L'archevêque arrête de parler. Il semble suffoquer, l'air lui manque. Il ne le supporte plus et s'évanouit en criant au milieu du salon.
Tous courent pour l'aider. Ils le couchent sur un divan qui se trouve à gauche de sa table. Jonas prend rapidement la lettre que Torres n'a plus les forces de tenir. Il évite que quelqu'un d'autre la lise.
Quelqu'un lui amène de l'eau. L'archevêque commence à récupérer ses sens et en boit un peu.
«De l'eau non! Donnez-moi du vin! Où est la lettre?»
Jonas se dépêche de redonner la lettre à Torres. Il ne l'a pas lu jusqu'à la fin. Il souffle comme un taureau devant le torero. Il inspire des grandes bouffées d'air. Il boit la tasse de vin qu'on lui a amené d'une main tremblante, tandis qu'il tient les pages de la lettre de son autre main, qui semble vouloir éloigner les papiers de ses yeux. Quand il récupère son souffle, il soupire profondément. Puis il continue à lire.
Les larmes coulent sur son visage. Quand il termine, il est sans forces, mais son regard est de haine pure.
«Sortez tous d'ici.
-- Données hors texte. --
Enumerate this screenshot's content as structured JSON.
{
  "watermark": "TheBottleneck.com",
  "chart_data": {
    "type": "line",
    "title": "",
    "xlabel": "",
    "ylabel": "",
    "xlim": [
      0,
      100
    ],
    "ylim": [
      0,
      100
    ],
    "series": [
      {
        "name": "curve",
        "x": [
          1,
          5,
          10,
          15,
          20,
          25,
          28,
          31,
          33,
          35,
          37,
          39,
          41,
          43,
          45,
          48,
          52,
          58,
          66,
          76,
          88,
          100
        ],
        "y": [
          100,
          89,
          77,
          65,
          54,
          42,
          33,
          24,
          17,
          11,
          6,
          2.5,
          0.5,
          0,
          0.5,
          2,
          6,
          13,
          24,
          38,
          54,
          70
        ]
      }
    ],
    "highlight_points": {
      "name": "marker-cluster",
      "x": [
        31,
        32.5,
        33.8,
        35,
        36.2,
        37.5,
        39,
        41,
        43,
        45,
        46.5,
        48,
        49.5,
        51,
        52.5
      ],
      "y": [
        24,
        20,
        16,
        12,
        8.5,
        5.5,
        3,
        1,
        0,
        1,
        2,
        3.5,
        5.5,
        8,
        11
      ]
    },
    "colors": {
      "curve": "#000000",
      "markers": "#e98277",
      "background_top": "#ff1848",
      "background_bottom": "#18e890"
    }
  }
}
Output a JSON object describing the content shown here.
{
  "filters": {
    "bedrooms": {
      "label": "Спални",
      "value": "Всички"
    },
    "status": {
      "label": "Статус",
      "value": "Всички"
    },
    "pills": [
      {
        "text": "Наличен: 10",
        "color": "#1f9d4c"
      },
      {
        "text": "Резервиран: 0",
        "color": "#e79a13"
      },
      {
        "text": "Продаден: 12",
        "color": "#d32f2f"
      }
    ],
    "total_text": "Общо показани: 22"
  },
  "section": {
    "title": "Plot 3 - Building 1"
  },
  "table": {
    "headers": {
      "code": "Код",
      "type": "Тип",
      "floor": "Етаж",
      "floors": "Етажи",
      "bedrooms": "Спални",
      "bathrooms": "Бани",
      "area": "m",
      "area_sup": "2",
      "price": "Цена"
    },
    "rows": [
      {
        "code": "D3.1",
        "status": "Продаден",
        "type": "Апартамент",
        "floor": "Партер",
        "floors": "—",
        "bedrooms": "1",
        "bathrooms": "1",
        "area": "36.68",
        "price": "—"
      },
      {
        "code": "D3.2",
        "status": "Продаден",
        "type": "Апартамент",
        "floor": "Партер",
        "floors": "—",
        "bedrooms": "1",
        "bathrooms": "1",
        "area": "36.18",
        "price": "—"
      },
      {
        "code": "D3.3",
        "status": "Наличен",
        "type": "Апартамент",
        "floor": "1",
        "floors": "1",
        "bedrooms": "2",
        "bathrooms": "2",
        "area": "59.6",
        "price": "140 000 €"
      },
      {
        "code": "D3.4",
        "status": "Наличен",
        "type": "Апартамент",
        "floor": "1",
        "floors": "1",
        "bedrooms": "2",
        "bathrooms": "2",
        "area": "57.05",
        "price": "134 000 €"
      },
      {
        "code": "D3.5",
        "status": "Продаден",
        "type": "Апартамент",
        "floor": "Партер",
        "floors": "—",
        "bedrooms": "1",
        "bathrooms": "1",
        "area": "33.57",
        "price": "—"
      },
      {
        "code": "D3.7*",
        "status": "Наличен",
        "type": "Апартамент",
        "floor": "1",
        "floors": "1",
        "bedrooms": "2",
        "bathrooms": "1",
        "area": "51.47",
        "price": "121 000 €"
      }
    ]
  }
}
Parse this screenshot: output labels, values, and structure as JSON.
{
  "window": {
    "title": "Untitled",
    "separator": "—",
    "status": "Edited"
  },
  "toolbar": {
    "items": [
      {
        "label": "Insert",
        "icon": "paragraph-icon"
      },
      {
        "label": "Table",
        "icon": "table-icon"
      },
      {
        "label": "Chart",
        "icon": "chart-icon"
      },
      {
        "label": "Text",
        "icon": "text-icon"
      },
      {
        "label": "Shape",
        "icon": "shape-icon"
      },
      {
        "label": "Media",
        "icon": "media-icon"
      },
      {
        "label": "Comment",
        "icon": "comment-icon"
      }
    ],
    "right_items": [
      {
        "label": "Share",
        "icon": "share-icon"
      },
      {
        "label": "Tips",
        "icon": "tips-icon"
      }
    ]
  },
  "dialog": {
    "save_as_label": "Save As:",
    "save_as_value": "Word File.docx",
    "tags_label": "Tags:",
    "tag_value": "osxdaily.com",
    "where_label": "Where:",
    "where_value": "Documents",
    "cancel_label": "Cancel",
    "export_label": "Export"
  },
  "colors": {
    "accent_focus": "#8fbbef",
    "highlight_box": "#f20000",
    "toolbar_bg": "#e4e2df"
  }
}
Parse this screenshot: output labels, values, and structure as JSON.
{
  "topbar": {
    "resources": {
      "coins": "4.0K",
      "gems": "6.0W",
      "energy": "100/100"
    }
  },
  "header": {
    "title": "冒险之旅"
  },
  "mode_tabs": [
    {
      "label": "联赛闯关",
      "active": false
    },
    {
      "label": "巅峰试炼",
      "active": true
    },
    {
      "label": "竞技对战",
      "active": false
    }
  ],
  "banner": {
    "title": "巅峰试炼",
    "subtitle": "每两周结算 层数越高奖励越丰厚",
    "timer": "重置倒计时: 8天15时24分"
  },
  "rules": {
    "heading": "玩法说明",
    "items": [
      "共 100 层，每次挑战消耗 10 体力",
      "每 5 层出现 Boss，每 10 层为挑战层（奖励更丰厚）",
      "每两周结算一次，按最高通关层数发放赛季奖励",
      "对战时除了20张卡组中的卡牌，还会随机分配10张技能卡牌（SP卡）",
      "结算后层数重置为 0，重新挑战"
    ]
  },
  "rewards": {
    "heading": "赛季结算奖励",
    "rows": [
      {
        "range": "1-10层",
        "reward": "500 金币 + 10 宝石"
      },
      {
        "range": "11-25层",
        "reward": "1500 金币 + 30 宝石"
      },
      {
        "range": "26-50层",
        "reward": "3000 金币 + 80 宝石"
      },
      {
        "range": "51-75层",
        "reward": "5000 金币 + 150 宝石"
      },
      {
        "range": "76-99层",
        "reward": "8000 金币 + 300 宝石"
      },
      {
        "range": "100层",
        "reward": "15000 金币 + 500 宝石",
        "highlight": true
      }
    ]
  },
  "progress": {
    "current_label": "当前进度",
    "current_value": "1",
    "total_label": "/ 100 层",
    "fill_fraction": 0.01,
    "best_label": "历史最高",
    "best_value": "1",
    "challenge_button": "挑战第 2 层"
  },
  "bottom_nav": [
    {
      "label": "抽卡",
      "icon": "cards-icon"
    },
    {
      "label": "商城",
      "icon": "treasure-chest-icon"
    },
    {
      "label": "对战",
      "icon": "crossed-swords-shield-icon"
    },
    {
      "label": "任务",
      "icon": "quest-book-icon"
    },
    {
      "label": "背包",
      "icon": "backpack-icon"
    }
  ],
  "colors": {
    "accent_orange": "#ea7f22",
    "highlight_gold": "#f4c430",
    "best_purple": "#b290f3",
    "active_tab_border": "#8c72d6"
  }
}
Je dois parler avec cet homme seul à seul!»
Tous sortent et Torres et Jonas se trouvent face à face.
«Jonas, où est ce chien? Et Bárbara?
-Elle est partie il y a quelques jours, archevêque. Vers le brésil je pense, je ne suis pas sûr. À Lisbonne elle s'est mariée avec un homme qu'elle ne connaissait pas. Puis ils ont embarqué sur un navire.
-Porque ne l'avez-vous pas empêché? Pourquoi ne l'avez-vous pas aidé, canaille, cria Torres.» La bave coulait de sa bouche. Il avait l'air d'un chien fou.
«J'ai essayé archevêque. Je lui ai dit que nous pouvions fuir vers dans une petite ville. Je reviendrais et dirais à Leonardo que tout c'était passé comme il voulait, lui donnant le temps de penser à ce qu'elle allait faire. Elle a dit non, qu'elle ne pourrait pas. Que d'autres personnes paieraient pour sa fugue, que Leonardo est un démon. Qu'il la poursuivrait jusqu'en enfer si nécessaire. Et elle a fait tout ce que Leonardo voulait qu'elle fasse.»
Il tombe assis sur le sol. Ses mains fermées couvrent ses yeux. Il commence à se balancer de l'avant vers l'arrière, murmurant des mots sans sens. Jonas pense qu'il devient fou. Puis soudainement, il s'arrête.
«Où est Leonardo?
-Il est sorti, comme je vous l'ai dit. Il est allé jusqu'au vignoble hier.
-Amenait-il beaucoup de bagages?
-Pas que je m'en sois rendu compte. Pourquoi?
-Ce malheureux la poursuivra. Il doit déjà être parti. Mais je ne le permettrais pas. Le sang de ce malheureux va me laver les mains. Gardes... Gardes, crie-t-il.»
L'archevêque sort du salon en courant avec la lettre. Jonas n'a plus rien à faire. Il doit maintenant attendre les actions de l'archevêque. Attendre qu'il revienne les mains vides du vignoble. Attendre qu'il parte à Lisbonne. Puis quand il partira, Jonas sera libre.